Teenager takes to the skies on round-the-world record bid

AFP
Teenage pilot Zara Rutherford took her ultralight sports plane into the skies yesterday on the first leg of a 52-country, five-continent flight around the world.
AFP

Teenage pilot Zara Rutherford took her ultralight sports plane into the skies yesterday on the first leg of a 52-country, five-continent flight around the world.

The intrepid 19-year-old British-Belgian dreams one day of becoming an astronaut, but for now her goal is to become the youngest woman to circumnavigate the planet flying solo.

The first leg was a short hop across the Channel from her Belgian home town of Kortrijk to England. Her 3-month trip will then take her over oceans, deserts and the vast Siberian wilderness.

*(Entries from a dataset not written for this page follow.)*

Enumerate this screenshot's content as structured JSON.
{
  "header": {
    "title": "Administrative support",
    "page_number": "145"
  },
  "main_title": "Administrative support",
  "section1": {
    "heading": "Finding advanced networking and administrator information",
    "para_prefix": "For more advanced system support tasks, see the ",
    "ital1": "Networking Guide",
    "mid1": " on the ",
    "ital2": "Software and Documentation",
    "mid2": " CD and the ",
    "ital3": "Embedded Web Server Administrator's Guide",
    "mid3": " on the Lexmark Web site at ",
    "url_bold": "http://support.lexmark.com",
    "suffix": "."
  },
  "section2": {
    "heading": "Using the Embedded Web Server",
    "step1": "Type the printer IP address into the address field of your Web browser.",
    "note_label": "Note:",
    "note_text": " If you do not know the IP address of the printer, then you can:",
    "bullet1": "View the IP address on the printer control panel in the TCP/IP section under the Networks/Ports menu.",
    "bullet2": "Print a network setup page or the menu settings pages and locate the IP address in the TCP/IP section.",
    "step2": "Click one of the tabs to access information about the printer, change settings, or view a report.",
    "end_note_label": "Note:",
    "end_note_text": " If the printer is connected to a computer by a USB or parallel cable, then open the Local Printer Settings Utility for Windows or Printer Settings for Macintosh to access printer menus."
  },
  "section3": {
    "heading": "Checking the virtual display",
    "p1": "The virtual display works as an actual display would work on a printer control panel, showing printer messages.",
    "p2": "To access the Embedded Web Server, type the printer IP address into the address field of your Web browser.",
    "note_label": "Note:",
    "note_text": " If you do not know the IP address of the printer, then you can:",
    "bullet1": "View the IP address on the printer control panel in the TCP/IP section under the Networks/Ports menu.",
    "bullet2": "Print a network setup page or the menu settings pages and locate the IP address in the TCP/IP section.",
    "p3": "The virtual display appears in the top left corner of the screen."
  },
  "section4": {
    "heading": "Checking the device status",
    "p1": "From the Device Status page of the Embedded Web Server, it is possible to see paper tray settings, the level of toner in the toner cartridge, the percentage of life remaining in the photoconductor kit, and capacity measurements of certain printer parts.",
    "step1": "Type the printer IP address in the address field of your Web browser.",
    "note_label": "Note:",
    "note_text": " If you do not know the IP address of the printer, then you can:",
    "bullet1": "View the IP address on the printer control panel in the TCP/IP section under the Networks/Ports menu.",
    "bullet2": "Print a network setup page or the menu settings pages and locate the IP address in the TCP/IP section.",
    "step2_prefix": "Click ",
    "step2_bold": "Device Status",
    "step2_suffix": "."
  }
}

She will try to avoid daunting main air hubs – apart from New York's busy JFK airport – in her tiny 325-kilogram Shark UL prop plane, and touch down instead on smaller airports and airfields for overnight rests and refuelling.

She will be on her own for flights lasting five to six hours. She has secured permission to visit countries including Greenland, Honduras, Saudi Arabia and Myanmar.

While not the youngest pilot to fly around the world solo – 18-year-old Briton Travis Ludlow, completed the trip in July – Rutherford is the youngest woman to attempt the feat.

"I'm really hoping to encourage girls and young women to go into aviation and STEM – science, technology, engineering and mathematics," she said before take-off.

"Growing up, I didn't see many women in those fields and it was quite discouraging. So I'm hoping to change that."

Her aerial odyssey can be followed on Rutherford's website, FlyZolo.com, and on the TikTok social media app.

Rutherford has a satellite telephone and a radio to communicate with air traffic control in all the countries on her route.

But in the cockpit she will be alone with her music and her podcasts.